Apparently this well-known companion planting is rubbish.
Geoff Hamilton did controlled experiments and found no evidence that the onion gave any protection. This was backed up more recently by trials Charles Dowden carried out in his Somerset organic veg and salad garden.
To deter carrot fly, it’s best to use Enviromesh or fleece around the edges of the carrot bed, stretched as a screen three-feet high. The pest is a ground flyer and won’tmake it over the screen.
There are more positive reports of summer savory – a strong and delicious herb – used to protect broad beans from black bean aphid. The aromatic herb prevents the aphid from smelling the beans. This, combined with pinching out the tips of the broad bean plants when they’re just starting to form beans at the base, will help to keep the plants aphid-free.
Some say that broad beans and potatoes planted near each other inhibit the pests that attack the other. Also all beans grow well near carrots, cucumber, cabbage, lettuce, peas, parsley and cauliflowers, but less well near onions, garlic, leeks and fennel.
In a brassica bed many recommend hyssop for its repellent effect placing three or four plants in a 4 x 15ft brassica bed.
Artemisia plays the same role: the cabbage whites coming in to land, but when they get a whiff, have second thoughts and go on somewhere else. This works best on a sheltered site, so the wind doesn’t carry the strong smell away.
Then there’s mint, brilliantly effective if you have an ant infestation If the ants get bad, just tear up a bunch of mint and scatter it and replace every few days. The ants disappear. The best varieties to grow are peppermint and spearmint.
Mint spreads easily, so it is best to confine it to a pot.
The next category of companions are the sacrificial plants, so tempting to pests that they draw them away from more precious plants.
If you ever have basil in a greenhouse, it will be crawling with whitefly long before the tomatoes succumb. Plant basil in pots so you can move them outside every few days and so keep the whitefly at bay.
Some types of companion planting work by drawing in good insects, rather than repelling the bad. It’s an excellent idea to attract as many hoverflies to your veg garden as you can, as they’re the best natural predators of aphids.
The strong colour of calendulas and marigolds attracts hoverflies, lacewings and ladybirds. The insect females feed on the calendulas’ protein-rich pollen before laying eggs on colonies of aphids, which provide a ready food source when the larvae hatch.
Sow marigolds in succession to keep flowers coming, or follow them with any of the umbellifers, the poached egg plant or tagetes.(French marigolds) It’s the orange or yellow colour range that hoverflies love best; this also draws in other pollinators, thus increasing your harvest of many important and popular crops, such as runner beans, tomatoes, cucurbits and fruit.
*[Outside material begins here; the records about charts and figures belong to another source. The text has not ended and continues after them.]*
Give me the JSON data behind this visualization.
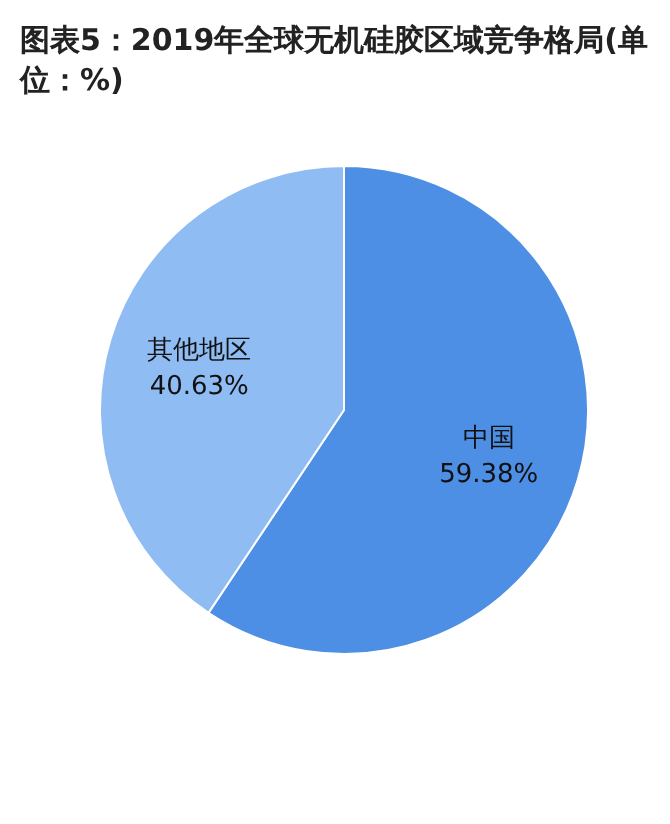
{
  "chart_data": {
    "type": "pie",
    "title": "图表5：2019年全球无机硅胶区域竞争格局(单位：%)",
    "categories": [
      "中国",
      "其他地区"
    ],
    "values": [
      59.38,
      40.63
    ],
    "colors": [
      "#4d8fe4",
      "#8fbcf3"
    ],
    "value_labels": [
      "59.38%",
      "40.63%"
    ],
    "legend": false
  }
}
Bees love the combination of pollen and nectar that dandelions provide and, as they flower in April and May when all the fruit blossom is out, they are invaluable for fruit pollination.
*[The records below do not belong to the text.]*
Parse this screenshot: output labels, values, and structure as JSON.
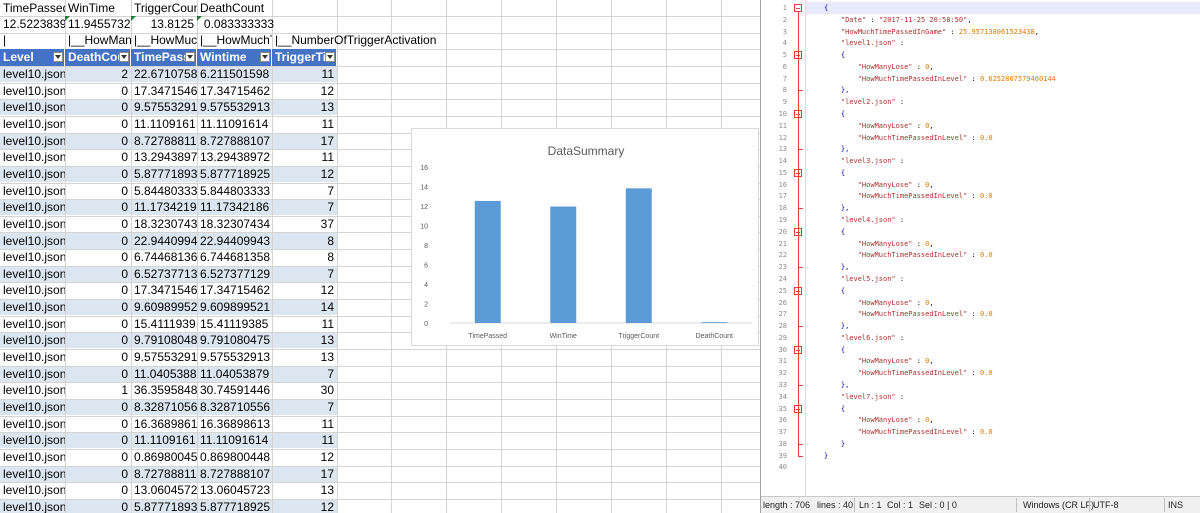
{
  "summary": {
    "headers": [
      "TimePassed",
      "WinTime",
      "TriggerCoun",
      "DeathCount"
    ],
    "values": [
      "12.5223839",
      "11.9455732",
      "13.8125",
      "0.083333333"
    ]
  },
  "sub_headers": [
    "|",
    "|__HowMany",
    "|__HowMuch",
    "|__HowMuchTi",
    "|__NumberOfTriggerActivation"
  ],
  "table": {
    "headers": [
      "Level",
      "DeathCou",
      "TimePass",
      "Wintime",
      "TriggerTi"
    ],
    "rows": [
      [
        "level10.json",
        "2",
        "22.6710758",
        "6.211501598",
        "11"
      ],
      [
        "level10.json",
        "0",
        "17.3471546",
        "17.34715462",
        "12"
      ],
      [
        "level10.json",
        "0",
        "9.57553291",
        "9.575532913",
        "13"
      ],
      [
        "level10.json",
        "0",
        "11.1109161",
        "11.11091614",
        "11"
      ],
      [
        "level10.json",
        "0",
        "8.72788811",
        "8.727888107",
        "17"
      ],
      [
        "level10.json",
        "0",
        "13.2943897",
        "13.29438972",
        "11"
      ],
      [
        "level10.json",
        "0",
        "5.87771893",
        "5.877718925",
        "12"
      ],
      [
        "level10.json",
        "0",
        "5.84480333",
        "5.844803333",
        "7"
      ],
      [
        "level10.json",
        "0",
        "11.1734219",
        "11.17342186",
        "7"
      ],
      [
        "level10.json",
        "0",
        "18.3230743",
        "18.32307434",
        "37"
      ],
      [
        "level10.json",
        "0",
        "22.9440994",
        "22.94409943",
        "8"
      ],
      [
        "level10.json",
        "0",
        "6.74468136",
        "6.744681358",
        "8"
      ],
      [
        "level10.json",
        "0",
        "6.52737713",
        "6.527377129",
        "7"
      ],
      [
        "level10.json",
        "0",
        "17.3471546",
        "17.34715462",
        "12"
      ],
      [
        "level10.json",
        "0",
        "9.60989952",
        "9.609899521",
        "14"
      ],
      [
        "level10.json",
        "0",
        "15.4111939",
        "15.41119385",
        "11"
      ],
      [
        "level10.json",
        "0",
        "9.79108048",
        "9.791080475",
        "13"
      ],
      [
        "level10.json",
        "0",
        "9.57553291",
        "9.575532913",
        "13"
      ],
      [
        "level10.json",
        "0",
        "11.0405388",
        "11.04053879",
        "7"
      ],
      [
        "level10.json",
        "1",
        "36.3595848",
        "30.74591446",
        "30"
      ],
      [
        "level10.json",
        "0",
        "8.32871056",
        "8.328710556",
        "7"
      ],
      [
        "level10.json",
        "0",
        "16.3689861",
        "16.36898613",
        "11"
      ],
      [
        "level10.json",
        "0",
        "11.1109161",
        "11.11091614",
        "11"
      ],
      [
        "level10.json",
        "0",
        "0.86980045",
        "0.869800448",
        "12"
      ],
      [
        "level10.json",
        "0",
        "8.72788811",
        "8.727888107",
        "17"
      ],
      [
        "level10.json",
        "0",
        "13.0604572",
        "13.06045723",
        "13"
      ],
      [
        "level10.json",
        "0",
        "5.87771893",
        "5.877718925",
        "12"
      ]
    ]
  },
  "chart_data": {
    "type": "bar",
    "title": "DataSummary",
    "categories": [
      "TimePassed",
      "WinTime",
      "TriggerCount",
      "DeathCount"
    ],
    "values": [
      12.5223839,
      11.9455732,
      13.8125,
      0.083333333
    ],
    "ylim": [
      0,
      16
    ],
    "yticks": [
      "0",
      "2",
      "4",
      "6",
      "8",
      "10",
      "12",
      "14",
      "16"
    ],
    "bar_color": "#5b9bd5",
    "grid": false,
    "legend": "none"
  },
  "editor": {
    "lines": [
      "{",
      "    \"Date\" : \"2017-11-25 20:58:50\",",
      "    \"HowMuchTimePassedInGame\" : 25.957138061523438,",
      "    \"level1.json\" :",
      "    {",
      "        \"HowManyLose\" : 0,",
      "        \"HowMuchTimePassedInLevel\" : 0.6252867579460144",
      "    },",
      "    \"level2.json\" :",
      "    {",
      "        \"HowManyLose\" : 0,",
      "        \"HowMuchTimePassedInLevel\" : 0.0",
      "    },",
      "    \"level3.json\" :",
      "    {",
      "        \"HowManyLose\" : 0,",
      "        \"HowMuchTimePassedInLevel\" : 0.0",
      "    },",
      "    \"level4.json\" :",
      "    {",
      "        \"HowManyLose\" : 0,",
      "        \"HowMuchTimePassedInLevel\" : 0.0",
      "    },",
      "    \"level5.json\" :",
      "    {",
      "        \"HowManyLose\" : 0,",
      "        \"HowMuchTimePassedInLevel\" : 0.0",
      "    },",
      "    \"level6.json\" :",
      "    {",
      "        \"HowManyLose\" : 0,",
      "        \"HowMuchTimePassedInLevel\" : 0.0",
      "    },",
      "    \"level7.json\" :",
      "    {",
      "        \"HowManyLose\" : 0,",
      "        \"HowMuchTimePassedInLevel\" : 0.0",
      "    }",
      "}",
      ""
    ],
    "colors": {
      "key": "#b03030",
      "number": "#e07b00",
      "brace": "#0000aa",
      "highlight": "#e8e8ff"
    }
  },
  "statusbar": {
    "length": "length : 706",
    "lines": "lines : 40",
    "ln": "Ln : 1",
    "col": "Col : 1",
    "sel": "Sel : 0 | 0",
    "eol": "Windows (CR LF)",
    "encoding": "UTF-8",
    "mode": "INS"
  }
}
There are certain plants that are simply good friends. Planted together, they give you a better crop than they would in isolation.
Basil grown with aubergines and peppers increases productivity.
In the vegetable garden dwarf beans, beetroot and potatoes planted in alternate rows, help each other to stay healthy and make a good yield.
It is also reported that cucumbers luxuriate in the shade of sunflowers or sweetcorn.
Brussel sprouts planted near to lettuce are noticeably larger than the Brussel sprouts planted alone, suggesting that small plants at wide spacings do feel lonely!
Finally, on to the plants with roots that exude chemicals repellent to other plants and insects. Tagete roots work against soil pests, such as eelworm, so they’re brilliant near potatoes. Tagetes minuta is effective against perennial weeds such as bindweed, couch grass and ground elder as it gives out a chemical from its roots that is toxic to them.
It may sound far-fetched, but gardener Sarah Raven can vouch for its efficacy: it cleared her ground elder from her rose garden.
With vegetable seed sowing now at full tilt, it could be time to take these symbiotic relationships seriously and introduce more companion plants to your own garden/plot.